Я вернулся к столику и позвал официанта:
— Вы откуда родом?
— Овернец, — сообщил он мне с некоторым высокомерием, потому что это не входило в его обязанности.
— Когда мужчине под шестьдесят и он решает порвать с молодой женщиной, которую любит и которая его любит, как по-вашему, что это с его стороны?
— Дурость, месье. — Он надменно поднял брови. — Это все, или желаете какое другое решение?
— Да, с его стороны это дурость, то есть здравый смысл. Так что дайте мне коньяк и письменные принадлежности.

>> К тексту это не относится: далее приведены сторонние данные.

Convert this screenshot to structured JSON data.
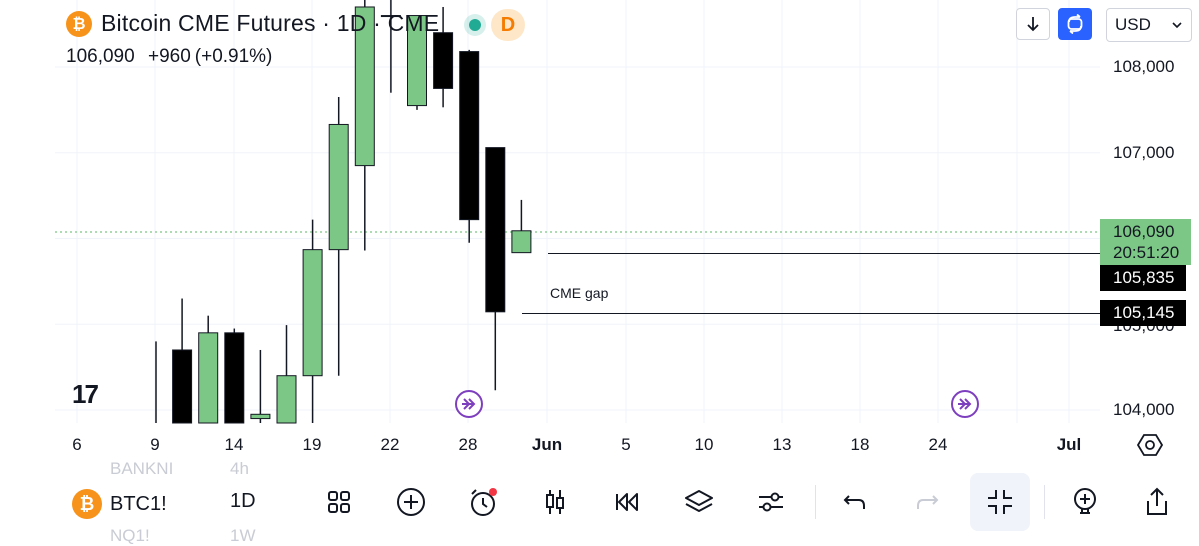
{
  "header": {
    "symbol_title": "Bitcoin CME Futures · 1D · CME",
    "btc_glyph": "₿",
    "badge": "D",
    "last_price": "106,090",
    "change": "+960",
    "change_pct": "(+0.91%)"
  },
  "top_controls": {
    "currency": "USD",
    "download_icon": "download-arrow-icon",
    "sync_icon": "sync-icon"
  },
  "price_axis": {
    "labels": [
      "108,000",
      "107,000",
      "104,000"
    ],
    "last_price_tag": "106,090",
    "countdown": "20:51:20",
    "gap_top_tag": "105,835",
    "gap_bottom_tag": "105,145",
    "hidden_tick": "105,000"
  },
  "time_axis": {
    "labels": [
      "6",
      "9",
      "14",
      "19",
      "22",
      "28",
      "Jun",
      "5",
      "10",
      "13",
      "18",
      "24",
      "Jul"
    ]
  },
  "annotations": {
    "cme_gap": "CME gap"
  },
  "watermark": "17",
  "ghost_list": {
    "row1_symbol": "BANKNI",
    "row1_interval": "4h",
    "row2_symbol": "NQ1!",
    "row2_interval": "1W"
  },
  "bottom_bar": {
    "symbol": "BTC1!",
    "interval": "1D",
    "tools": [
      "grid-layout-icon",
      "add-circle-icon",
      "alert-clock-icon",
      "candles-icon",
      "replay-icon",
      "layers-icon",
      "settings-sliders-icon",
      "undo-icon",
      "redo-icon",
      "exit-fullscreen-icon",
      "add-indicator-icon",
      "share-icon"
    ]
  },
  "colors": {
    "up": "#7cc785",
    "down": "#000000",
    "accent": "#2962ff",
    "event": "#7e3fbf"
  },
  "chart_data": {
    "type": "candlestick",
    "title": "Bitcoin CME Futures · 1D · CME",
    "ylim": [
      103900,
      108250
    ],
    "y_ticks": [
      104000,
      107000,
      108000
    ],
    "candles": [
      {
        "o": 103300,
        "h": 104800,
        "l": 103200,
        "c": 103300
      },
      {
        "o": 104700,
        "h": 105300,
        "l": 103400,
        "c": 103600
      },
      {
        "o": 103600,
        "h": 105100,
        "l": 103300,
        "c": 104900
      },
      {
        "o": 104900,
        "h": 104950,
        "l": 103300,
        "c": 103500
      },
      {
        "o": 103900,
        "h": 104700,
        "l": 103400,
        "c": 103950
      },
      {
        "o": 103800,
        "h": 104990,
        "l": 103400,
        "c": 104400
      },
      {
        "o": 104400,
        "h": 106220,
        "l": 103800,
        "c": 105870
      },
      {
        "o": 105870,
        "h": 107650,
        "l": 104400,
        "c": 107330
      },
      {
        "o": 106850,
        "h": 108800,
        "l": 105860,
        "c": 108700
      },
      {
        "o": 108600,
        "h": 108900,
        "l": 107700,
        "c": 108600
      },
      {
        "o": 107550,
        "h": 108600,
        "l": 107500,
        "c": 108600
      },
      {
        "o": 108400,
        "h": 108700,
        "l": 107530,
        "c": 107750
      },
      {
        "o": 108180,
        "h": 108200,
        "l": 105950,
        "c": 106220
      },
      {
        "o": 107060,
        "h": 107050,
        "l": 104230,
        "c": 105145
      },
      {
        "o": 105835,
        "h": 106450,
        "l": 105835,
        "c": 106090
      }
    ],
    "last_price": 106090,
    "gap": [
      105145,
      105835
    ]
  }
}
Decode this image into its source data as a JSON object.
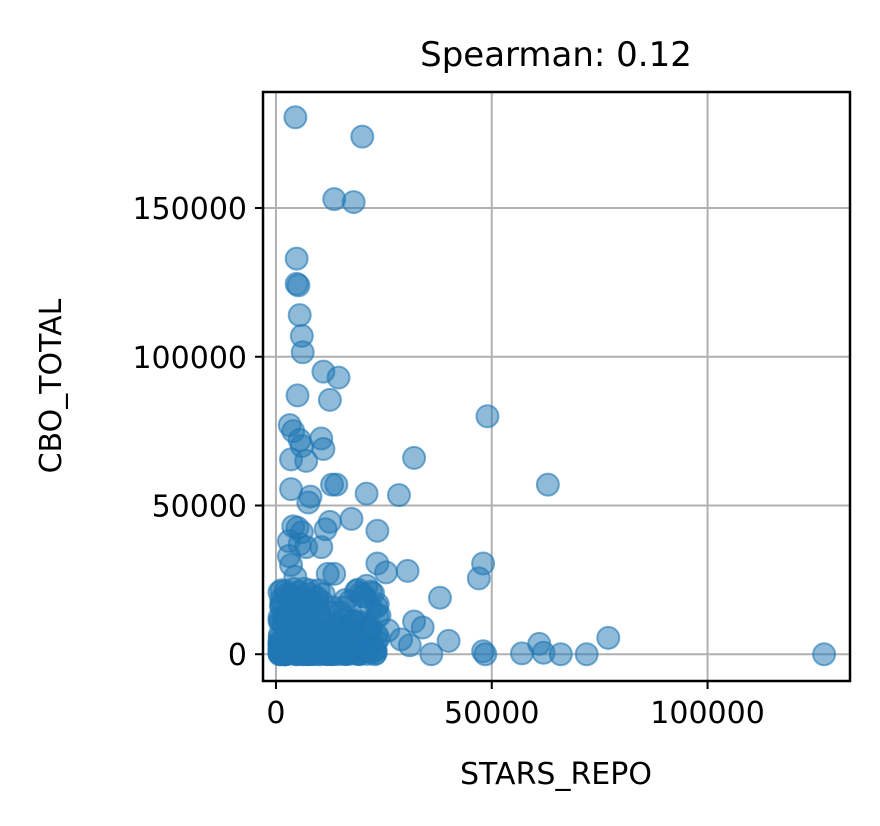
{
  "chart_data": {
    "type": "scatter",
    "title": "Spearman: 0.12",
    "xlabel": "STARS_REPO",
    "ylabel": "CBO_TOTAL",
    "xlim": [
      -3000,
      133000
    ],
    "ylim": [
      -9000,
      189000
    ],
    "xticks": [
      0,
      50000,
      100000
    ],
    "yticks": [
      0,
      50000,
      100000,
      150000
    ],
    "xtick_labels": [
      "0",
      "50000",
      "100000"
    ],
    "ytick_labels": [
      "0",
      "50000",
      "100000",
      "150000"
    ],
    "grid": true,
    "color": "#1f77b4",
    "series": [
      {
        "points": [
          [
            4500,
            180500
          ],
          [
            20000,
            174000
          ],
          [
            13500,
            153000
          ],
          [
            18000,
            152000
          ],
          [
            4800,
            133000
          ],
          [
            4800,
            124500
          ],
          [
            5200,
            124000
          ],
          [
            5500,
            114000
          ],
          [
            6000,
            107000
          ],
          [
            6200,
            101500
          ],
          [
            11000,
            95000
          ],
          [
            14500,
            93000
          ],
          [
            5000,
            87000
          ],
          [
            12500,
            85500
          ],
          [
            49000,
            80000
          ],
          [
            3200,
            77000
          ],
          [
            4000,
            75000
          ],
          [
            5500,
            72000
          ],
          [
            10500,
            72500
          ],
          [
            6000,
            70000
          ],
          [
            11000,
            69000
          ],
          [
            32000,
            66000
          ],
          [
            3500,
            65500
          ],
          [
            7000,
            65000
          ],
          [
            63000,
            57000
          ],
          [
            13000,
            57000
          ],
          [
            14000,
            57000
          ],
          [
            3500,
            55500
          ],
          [
            8000,
            53000
          ],
          [
            21000,
            54000
          ],
          [
            28500,
            53500
          ],
          [
            7500,
            51000
          ],
          [
            17500,
            45500
          ],
          [
            12500,
            44500
          ],
          [
            11500,
            42000
          ],
          [
            23500,
            41500
          ],
          [
            4000,
            43000
          ],
          [
            5000,
            42500
          ],
          [
            6000,
            41000
          ],
          [
            3000,
            38000
          ],
          [
            5500,
            37000
          ],
          [
            7000,
            36000
          ],
          [
            10500,
            36000
          ],
          [
            48000,
            30500
          ],
          [
            47000,
            25500
          ],
          [
            23500,
            30500
          ],
          [
            30500,
            28000
          ],
          [
            25500,
            27500
          ],
          [
            38000,
            19000
          ],
          [
            21000,
            23000
          ],
          [
            22000,
            21000
          ],
          [
            20000,
            19500
          ],
          [
            12000,
            27000
          ],
          [
            13500,
            27000
          ],
          [
            15000,
            14000
          ],
          [
            24000,
            13000
          ],
          [
            32000,
            11000
          ],
          [
            34000,
            9000
          ],
          [
            40000,
            4500
          ],
          [
            48000,
            1000
          ],
          [
            48500,
            0
          ],
          [
            57000,
            300
          ],
          [
            61000,
            3500
          ],
          [
            62000,
            500
          ],
          [
            66000,
            0
          ],
          [
            72000,
            0
          ],
          [
            77000,
            5500
          ],
          [
            127000,
            0
          ],
          [
            36000,
            0
          ],
          [
            31000,
            3000
          ],
          [
            29000,
            5000
          ],
          [
            26000,
            8000
          ],
          [
            22000,
            9000
          ],
          [
            18000,
            11000
          ],
          [
            16000,
            7000
          ],
          [
            10000,
            14000
          ],
          [
            8000,
            18000
          ],
          [
            6500,
            22000
          ],
          [
            4500,
            26000
          ],
          [
            3500,
            30000
          ],
          [
            3000,
            33000
          ],
          [
            2500,
            20000
          ],
          [
            2000,
            10000
          ]
        ]
      }
    ]
  }
}
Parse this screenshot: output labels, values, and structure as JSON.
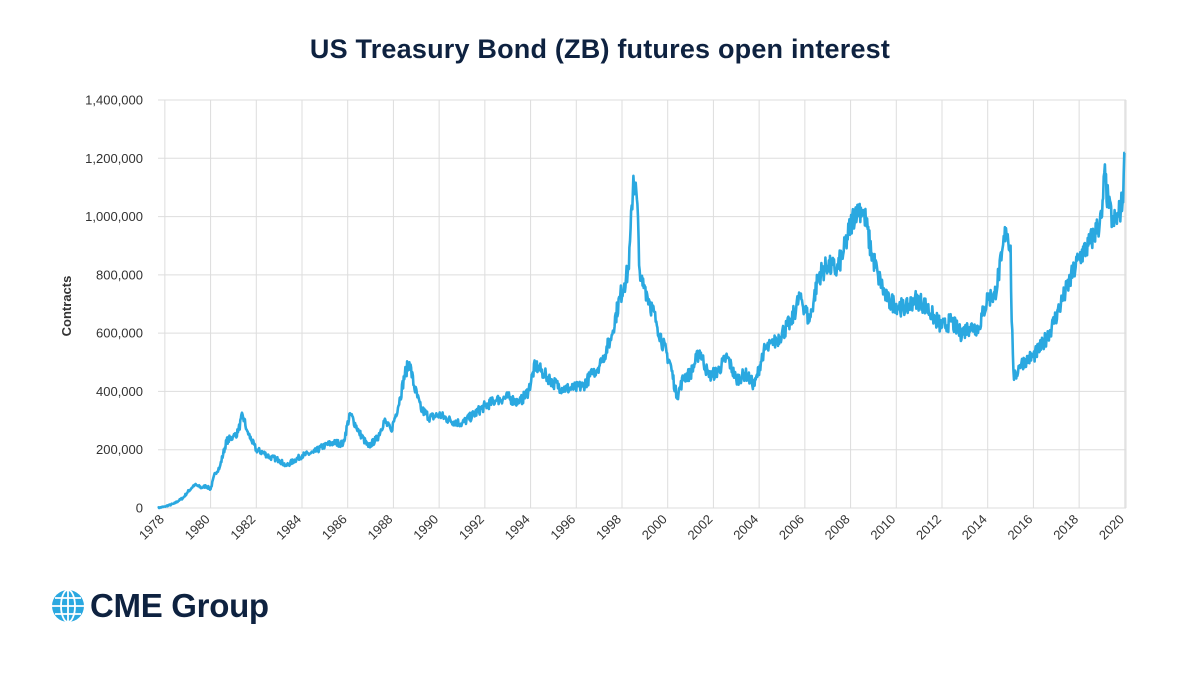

Это было первое прощальное письмо, которое я написал, потому что до настоящего времени всегда ловко устраивался, чтобы оставить это удовольствие противной стороне: хамская элегантность или искусство быть джентльменом. Я написал: «Жак Ренье, вы меня глубоко разочаровали. Я обнаружил, что у вас заурядная натура вкладчика, что главное для вас — это баланс, прикидки, бухгалтерия и коэффициент прибыльности. Авантюрист, которого я знал в годы моей юности, превратился в мелкого буржуа, боящегося проиграть. Вы разучились жить в настоящем и постоянно озабочены завтрашним днем. Когда ваша сексуальная потенция ослабевает, вы ведете себя как глава предприятия, который боится, что не сможет в срок рассчитаться по долгам, и предпочитаете выйти из игры. Однако вам остаются целые месяцы, быть может, даже год или два, и, если немного повезет, вы сдохнете до того, от инфаркта, но нет, вам нужны горизонты и перспективы, десятки гектаров будущего, и у вас, когда-то рисковавшего своей жизнью каждый день, вместо сердца осталась всего лишь касса взаимопомощи. Так что я принял решение порвать с вами. Я не хочу больше делить с вами ваши мысли, ваше мелкое тщеславие, ваши убогие заботы о собственном самолюбии и эту вашу манеру: дескать, лучше отказаться, чем проиграть. Я отмежевываюсь от вас, от вашей психики мужчины, цепляющегося за свой золотой эталон, и буду любить Лору как смогу, сколько смогу и приму неудачу, когда она случится, как любой мужчина, которому должен прийти конец. Я не покину Лору из-за заботы о собственном достоинстве, потому что такая забота — уже недостаток любви. Прощай». Я адресовал это письмо самому себе, купил марку у стойки и опустил конверт в ящик. Вернулся и сел с легким сердцем. Ничто так не ободряет, как доказательство воли в отношении самого себя, когда принимаешь трудное решение и держишься его.